I just finished writing a batch of emails to my old coworkers at the university. None of them know I have a new job, because I wasn't actively teaching this summer, just stumbling in occasionally to check my mailbox and use the color printer. I've faded out of there in the last few weeks, but I realized today that I have boxes of books and student papers to move out of my old office before the new teaching assistants show up at the end of July. So I have made my official announcements. And it has made me unexpectedly sad.

I like the people at my new job just fine. One of them, a pale and skinny college sophomore, might even understand irony a little; he understands Japanese, which is pretty good. But I'm having that shock I get whenever I withdraw from academia, that realization that I have not been thinking the way most of the rest of the country thinks.
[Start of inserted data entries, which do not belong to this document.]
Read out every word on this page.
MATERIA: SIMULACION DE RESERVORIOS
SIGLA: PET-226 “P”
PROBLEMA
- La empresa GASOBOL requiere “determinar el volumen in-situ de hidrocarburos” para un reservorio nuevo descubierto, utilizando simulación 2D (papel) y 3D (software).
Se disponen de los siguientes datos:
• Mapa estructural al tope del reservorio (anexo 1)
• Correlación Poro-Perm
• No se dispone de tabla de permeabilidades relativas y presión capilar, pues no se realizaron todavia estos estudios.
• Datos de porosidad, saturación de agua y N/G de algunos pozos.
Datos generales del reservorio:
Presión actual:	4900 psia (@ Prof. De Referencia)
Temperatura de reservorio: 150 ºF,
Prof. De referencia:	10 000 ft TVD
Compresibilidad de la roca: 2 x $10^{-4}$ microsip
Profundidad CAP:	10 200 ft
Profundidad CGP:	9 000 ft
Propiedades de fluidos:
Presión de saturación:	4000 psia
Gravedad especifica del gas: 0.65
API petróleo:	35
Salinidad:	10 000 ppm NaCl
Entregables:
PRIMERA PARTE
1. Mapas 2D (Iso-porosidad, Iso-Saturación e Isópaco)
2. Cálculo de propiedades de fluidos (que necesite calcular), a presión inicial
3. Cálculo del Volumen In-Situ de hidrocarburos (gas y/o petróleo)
I thought I'd be immune to it this time. I've been at an SEC school in South Carolina, teaching at a campus on which I have not seen one single demonstration in three years. Not one. On a campus. Ninety percent of my students have been conservative Christians. I have friends who might vote for President Bush. I bought some books at a chain bookstore last weekend.

But just today I heard three separate conversations about the differences between women and men. One concerned how women like to shop and men don't, another how men care about sports and women don't. The third was even more banal than those, so mindless I have forgotten what it was. (Mimi Smartypants tells of similar woes; July is Gender Dichotomy Month!) These are the kinds of observations my archnemesis makes in her weekly column in the local newspaper. And what makes them so irritating is not that they're wrong, but that they're numbingly uncritical. How does it contribute to a conversation to observe that women spend their weekends shopping while men watch football? Have fifty-eight years of Dave Barry columns not yet established that? The tenure committee finds your scholarship wholly unoriginal, Professor Rubberhead.

Also, I had to politely ask the temp at the desk next to mine to please stop singing 'America the Beautiful' and various R&B songs to himself for the remainder of the afternoon because, though I can usually tune him out, today I was having a very hard time doing so -- probably because he was also listing out loud, for nobody in particular, the names of all the Supreme Court justices of whose politics he approved. "Antonin Scalia," he announced. "William Rehnquist, that's my main man. Clarence Thomas....Ooooh baby, gonna make it work for you all night, all night, girl."

So, all of you with full-time, normal-hour jobs -- when do you get anything done? When do you, say, go to the bank? Get any exercise? Play your guitars? I haven't figured it out just yet. Mostly I work and sleep.

Somehow, though, I found time to read Dracula over the last few days. And now I'm reading some essays by Sarah Vowell. So I think things are going pretty well.